Men often feel more pressured to cut short their receptiveness and to rush to put forward an answer or an action. In doing so they often betray the fact that they have not heard much of what the other was communicating. Women, on the other hand, have often heard much more than was overtly stated because of their complex processing of information. They are more likely to be attuned to the larger dynamic in play.
Constant change
The very essence of life is growth and change—physical, mental, and psychic. Women are much more in touch with change, and thus more attuned to facilitating it in a positive way. Women, as family caretakers from early on, are literally forced to keep changing if they are to continue to respond to the alternating demands of those in their care. Thus, in an immediate and day-to-day way, women live change.

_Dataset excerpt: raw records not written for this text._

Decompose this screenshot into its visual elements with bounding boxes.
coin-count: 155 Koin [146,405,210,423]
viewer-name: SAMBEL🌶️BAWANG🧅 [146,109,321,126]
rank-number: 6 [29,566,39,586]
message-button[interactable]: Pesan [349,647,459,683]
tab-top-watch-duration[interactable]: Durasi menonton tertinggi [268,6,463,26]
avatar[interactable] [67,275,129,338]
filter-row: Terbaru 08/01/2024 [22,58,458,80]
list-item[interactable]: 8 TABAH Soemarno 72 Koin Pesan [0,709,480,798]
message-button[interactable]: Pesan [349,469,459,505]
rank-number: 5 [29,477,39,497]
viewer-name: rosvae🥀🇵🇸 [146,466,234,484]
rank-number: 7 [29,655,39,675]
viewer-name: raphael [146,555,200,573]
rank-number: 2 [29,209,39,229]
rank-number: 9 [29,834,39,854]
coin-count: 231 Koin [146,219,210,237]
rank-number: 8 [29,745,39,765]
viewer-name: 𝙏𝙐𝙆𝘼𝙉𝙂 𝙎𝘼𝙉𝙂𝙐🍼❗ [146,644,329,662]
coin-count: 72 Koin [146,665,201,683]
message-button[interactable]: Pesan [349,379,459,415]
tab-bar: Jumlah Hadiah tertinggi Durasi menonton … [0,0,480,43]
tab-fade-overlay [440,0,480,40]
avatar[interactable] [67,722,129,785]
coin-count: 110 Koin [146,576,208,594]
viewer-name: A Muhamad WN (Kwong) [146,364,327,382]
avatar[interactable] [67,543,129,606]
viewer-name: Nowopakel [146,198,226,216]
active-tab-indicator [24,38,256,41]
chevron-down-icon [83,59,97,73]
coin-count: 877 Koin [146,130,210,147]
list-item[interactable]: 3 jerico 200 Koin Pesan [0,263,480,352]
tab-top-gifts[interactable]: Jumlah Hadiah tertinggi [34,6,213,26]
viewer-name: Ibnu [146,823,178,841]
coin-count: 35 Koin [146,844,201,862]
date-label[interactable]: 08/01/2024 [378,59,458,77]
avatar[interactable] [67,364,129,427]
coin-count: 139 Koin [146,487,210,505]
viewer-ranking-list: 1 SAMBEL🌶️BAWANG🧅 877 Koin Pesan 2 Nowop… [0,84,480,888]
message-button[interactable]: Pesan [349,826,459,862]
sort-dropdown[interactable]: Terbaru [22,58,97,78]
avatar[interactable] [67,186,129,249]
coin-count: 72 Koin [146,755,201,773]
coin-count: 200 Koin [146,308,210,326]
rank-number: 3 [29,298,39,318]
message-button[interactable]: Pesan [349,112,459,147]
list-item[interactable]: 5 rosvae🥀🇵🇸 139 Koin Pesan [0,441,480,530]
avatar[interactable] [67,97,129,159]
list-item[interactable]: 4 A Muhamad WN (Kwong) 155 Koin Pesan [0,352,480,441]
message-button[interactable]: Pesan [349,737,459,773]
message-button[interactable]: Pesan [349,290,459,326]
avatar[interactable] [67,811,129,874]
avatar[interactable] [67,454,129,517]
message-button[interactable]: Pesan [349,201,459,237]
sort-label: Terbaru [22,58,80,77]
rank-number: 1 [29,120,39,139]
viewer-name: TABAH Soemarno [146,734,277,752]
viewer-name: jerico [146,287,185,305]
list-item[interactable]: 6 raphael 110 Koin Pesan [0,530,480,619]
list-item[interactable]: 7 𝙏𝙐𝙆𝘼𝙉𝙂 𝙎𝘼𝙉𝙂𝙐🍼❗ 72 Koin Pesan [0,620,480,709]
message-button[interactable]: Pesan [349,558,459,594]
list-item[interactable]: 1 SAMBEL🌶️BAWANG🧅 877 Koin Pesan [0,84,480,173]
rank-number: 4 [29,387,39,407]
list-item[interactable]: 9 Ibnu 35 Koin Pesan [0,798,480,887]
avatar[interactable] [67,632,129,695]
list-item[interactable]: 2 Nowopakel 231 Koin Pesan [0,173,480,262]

Men, on the other hand, tend to resist change. From the earliest age, men are taught to live up to the highest values of their society, which are presumed not to change; they are taught to maintain the status quo.
Serving the whole
In our male-dominated culture, serving others is a lowest-level priority. In fact, psychoanalytic data suggests that men’s lives are organized against such a principle. Yet serving others is the principle around which women’s lives are organized. There is a great deal of evidence to support the fact that women have a much greater and more refined ability to sense and respond to others’ needs, and to do so with ease.
Women are better geared to first recognize others’ needs, and to believe strongly that they can be served. Women can respond to others’ needs without regarding it as a distraction from their sense of identity.
This is not to say that men do not serves others. They do so, and in many ways. However, the need to serve others, except perhaps as warriors, is not central to a man’s self image, and can thus be set aside when other more appealing definitions of leadership dictate.
The above are only four of the many ways the differences between men and women might play out in addressing challenges and problems in a family, community, country, or global institution.